The film goes quiet after Shelton’s killed, and her son wanders around the house after taking a shower, oblivious to his mother’s mutilated body lying outside. But he never sees her: Ghostface stabs Wes in the neck, and we hold on them in a tight two shot as the knife protrudes out and he slowly dies, and that’s it—no dramatic pull, no whine, no cries for mommy. It’s a bum note in an otherwise impeccable Scream sequel, without any quality dip or glaring stylistic change. I think Craven is really overrated, particularly when it comes to Scream fans. This new movie, Scream—OH FUCK IT, it’s Scream 5, the movie is Scream 5, there’s no reason to “reboot” this series when the movie itself is a sequel to Scream 4! Maybe another attempted joke, but more likely an advertising decision.

Compared to The Matrix: Resurrections, an admirable but flawed experiment, Scream 5 is more fun and coherent, if not more intelligent. These movies have so much more to say about the pleasures and tortures of popular cinema, particularly in the opening scenes and anything including “the expert” (formerly played by Jamie Kennedy, here played by Jasmin Savoy Brown). They’re the ones who lay out the rules of the genre and the movie they’re in and we’re watching. More than half of the dialogue in this movie is characters talking about the movie they’re in, but again, it’s never tongue in cheek, because what distinguishes Scream from pure parody like Scary Movie is its commitment to commentary without ever breaking face.

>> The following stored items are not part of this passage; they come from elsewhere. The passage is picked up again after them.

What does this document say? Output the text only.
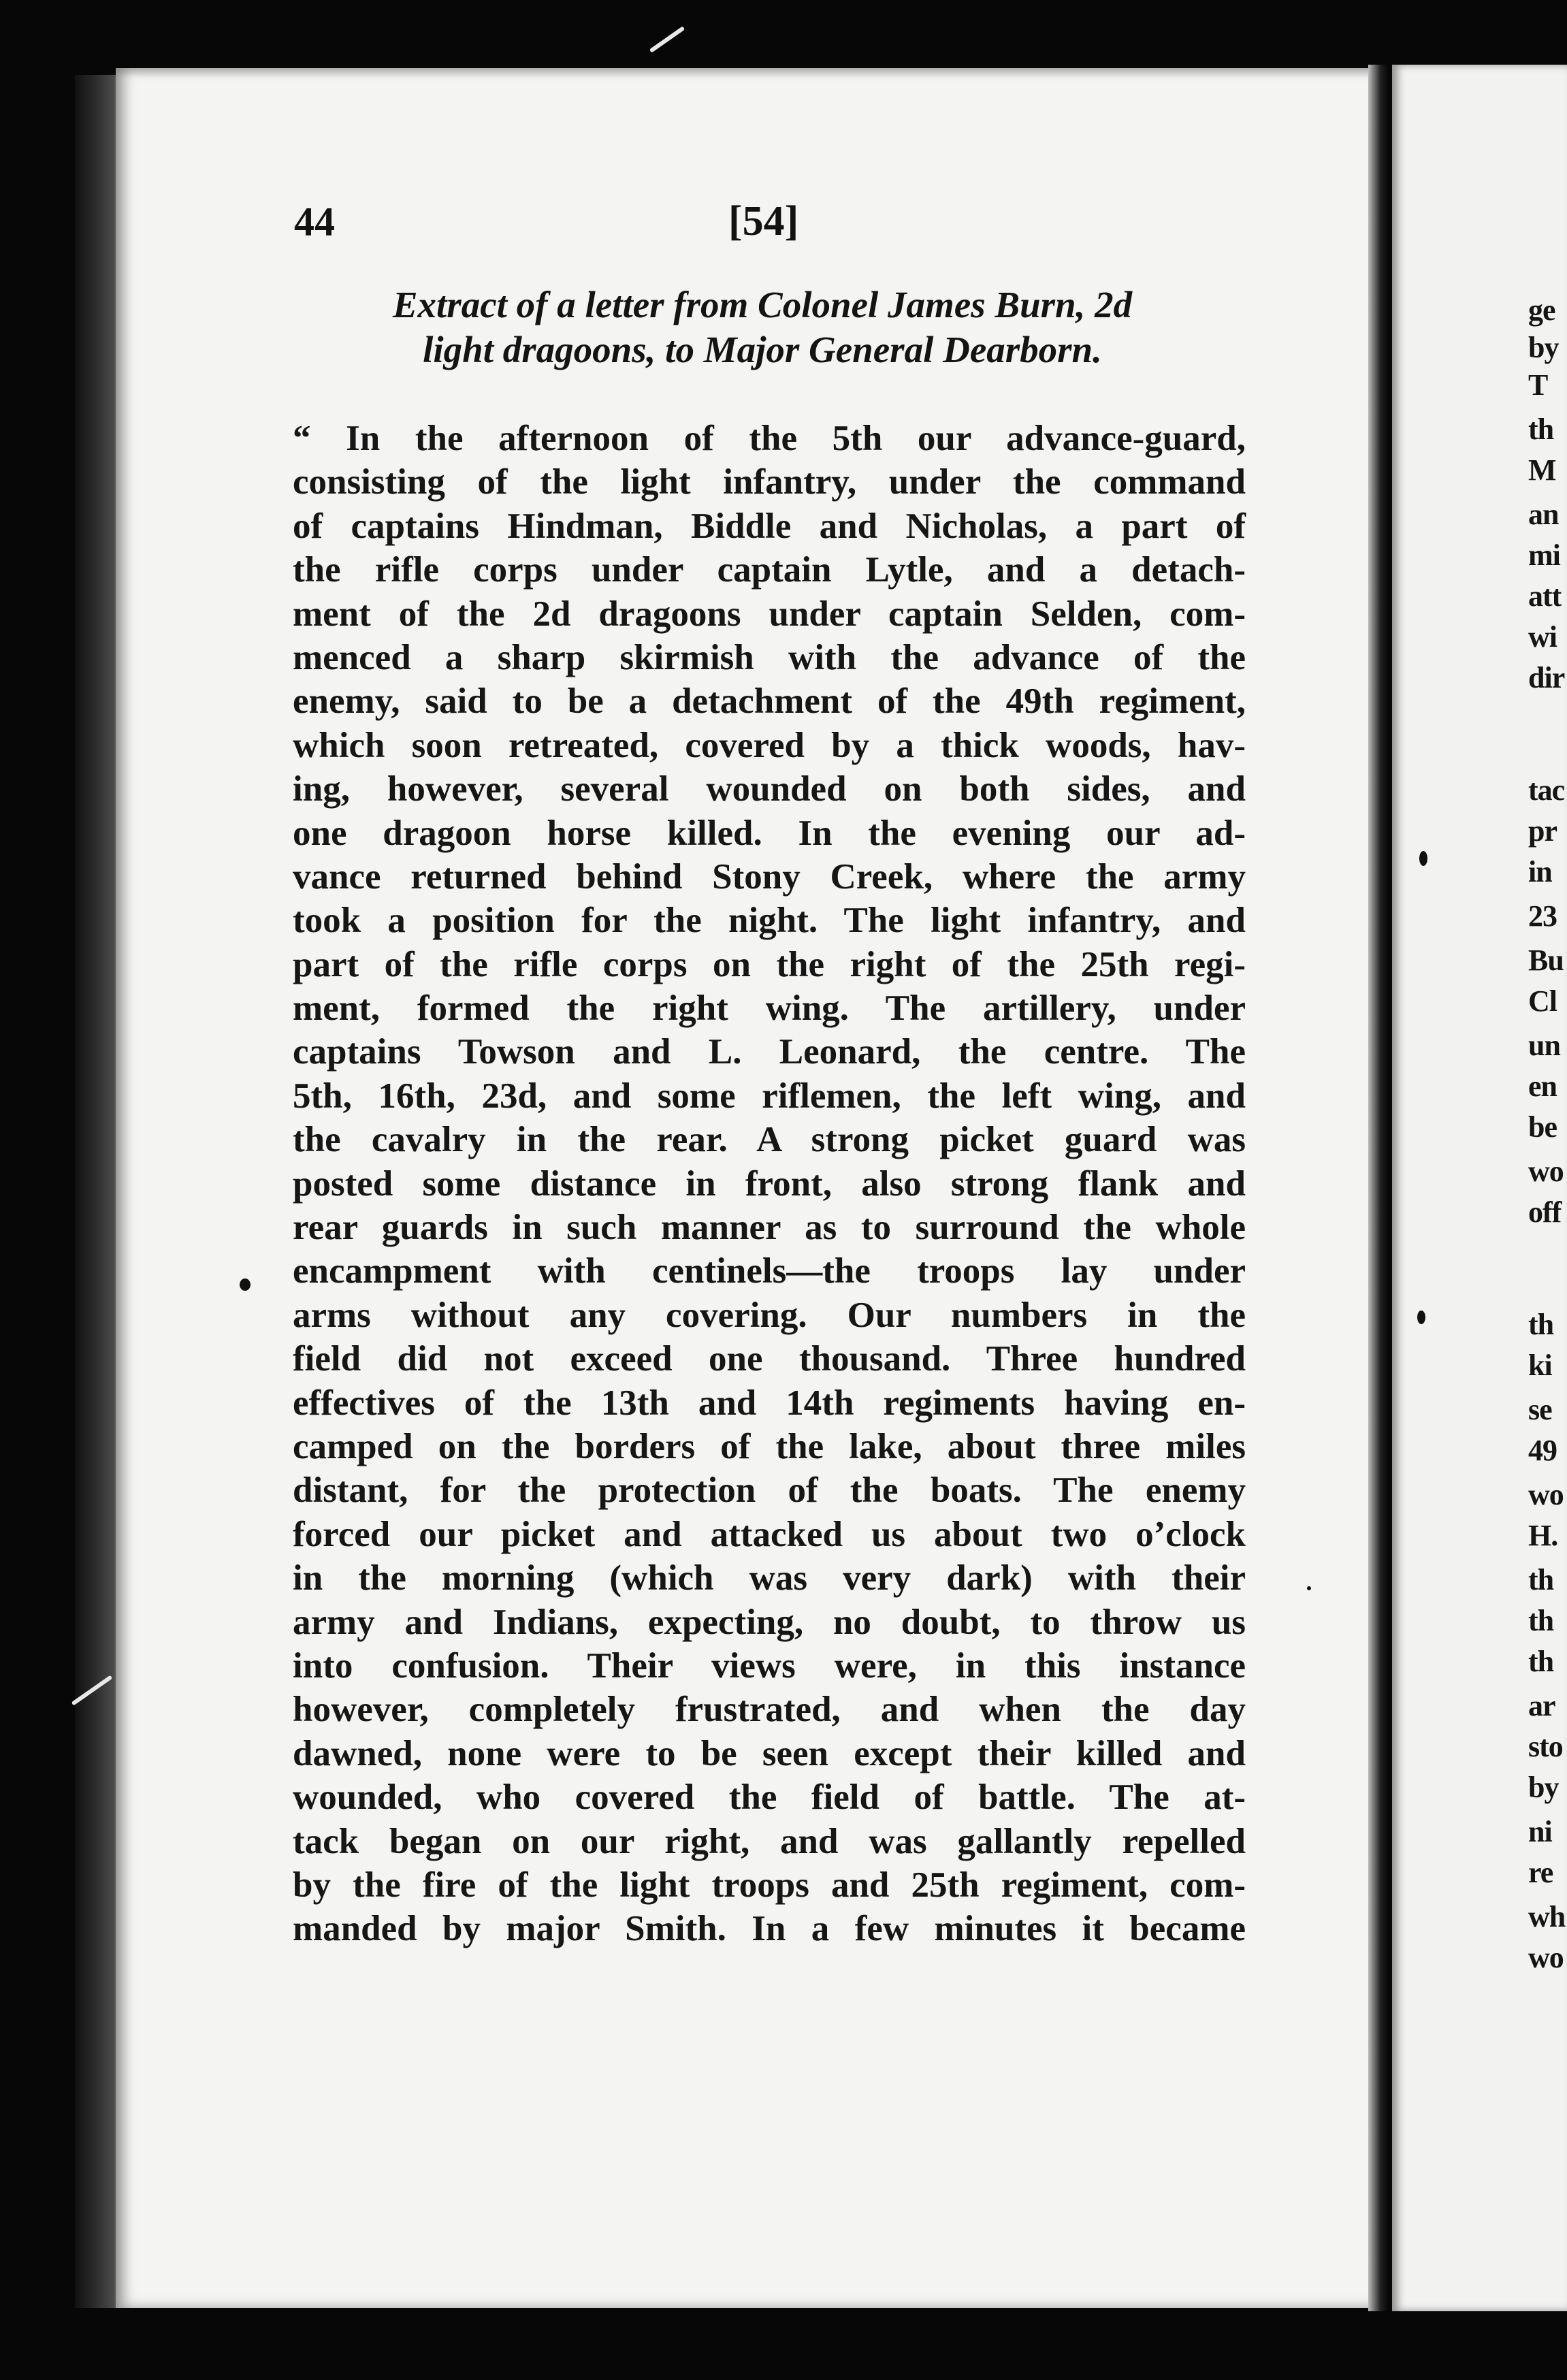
ge
by
T
th
M
an
mi
att
wi
dir
tac
pr
in
23
Bu
Cl
un
en
be
wo
off
th
ki
se
49
wo
H.
th
th
th
ar
sto
by
ni
re
wh
wo
44	[54]
Extract of a letter from Colonel James Burn, 2d
light dragoons, to Major General Dearborn.
“ In the afternoon of the 5th our advance-guard,
consisting of the light infantry, under the command
of captains Hindman, Biddle and Nicholas, a part of
the rifle corps under captain Lytle, and a detach-
ment of the 2d dragoons under captain Selden, com-
menced a sharp skirmish with the advance of the
enemy, said to be a detachment of the 49th regiment,
which soon retreated, covered by a thick woods, hav-
ing, however, several wounded on both sides, and
one dragoon horse killed. In the evening our ad-
vance returned behind Stony Creek, where the army
took a position for the night. The light infantry, and
part of the rifle corps on the right of the 25th regi-
ment, formed the right wing. The artillery, under
captains Towson and L. Leonard, the centre. The
5th, 16th, 23d, and some riflemen, the left wing, and
the cavalry in the rear. A strong picket guard was
posted some distance in front, also strong flank and
rear guards in such manner as to surround the whole
encampment with centinels—the troops lay under
arms without any covering. Our numbers in the
field did not exceed one thousand. Three hundred
effectives of the 13th and 14th regiments having en-
camped on the borders of the lake, about three miles
distant, for the protection of the boats. The enemy
forced our picket and attacked us about two o’clock
in the morning (which was very dark) with their
army and Indians, expecting, no doubt, to throw us
into confusion. Their views were, in this instance
however, completely frustrated, and when the day
dawned, none were to be seen except their killed and
wounded, who covered the field of battle. The at-
tack began on our right, and was gallantly repelled
by the fire of the light troops and 25th regiment, com-
manded by major Smith. In a few minutes it became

Every movie should be two sides of a good argument. It should offer itself and its response, or at least the suggestion. When you have a movie talking to itself and other movies, amazing things happen, because the audience gets something and feels something that they rarely do. Mikey Madison plays Amber, who ends up being one of the killers, and if you remember, she played Susan Atkins in Once Upon a Time in Hollywood. She took a can of dog food to the face, a mad dog attacking her, running through a sliding glass door, and finally a finisher with Rick Dalton’s flamethrower. Well, here she gets to shoot a gun again and actually kill someone! But, she also gets set on fire again—this time, with the help of hand sanitizer.

As Sam says early on, “Every 10 years or so some nut decides to do it all over again—the last time it happened was in 2011.” Thankfully, there’s a new Scream movie coming out next March, and God help me if it’s called Scream 2. The title of the movie is made fun of in a quick joke, but it’s not enough. Come up with something like Halloween Kills or, I don’t know, Screaming? Scream Louder? Scream for Me? 5cream? This is gold I’m giving away!

I assumed Scream 5 was a dud when it came and went in February without any real attention, particularly compared to other legacy franchises and series released recently, but it continues the series unbroken quality streak, and if anything separates the Scream from other horror franchises, it’s how consistent they are. I like my Scream—regular.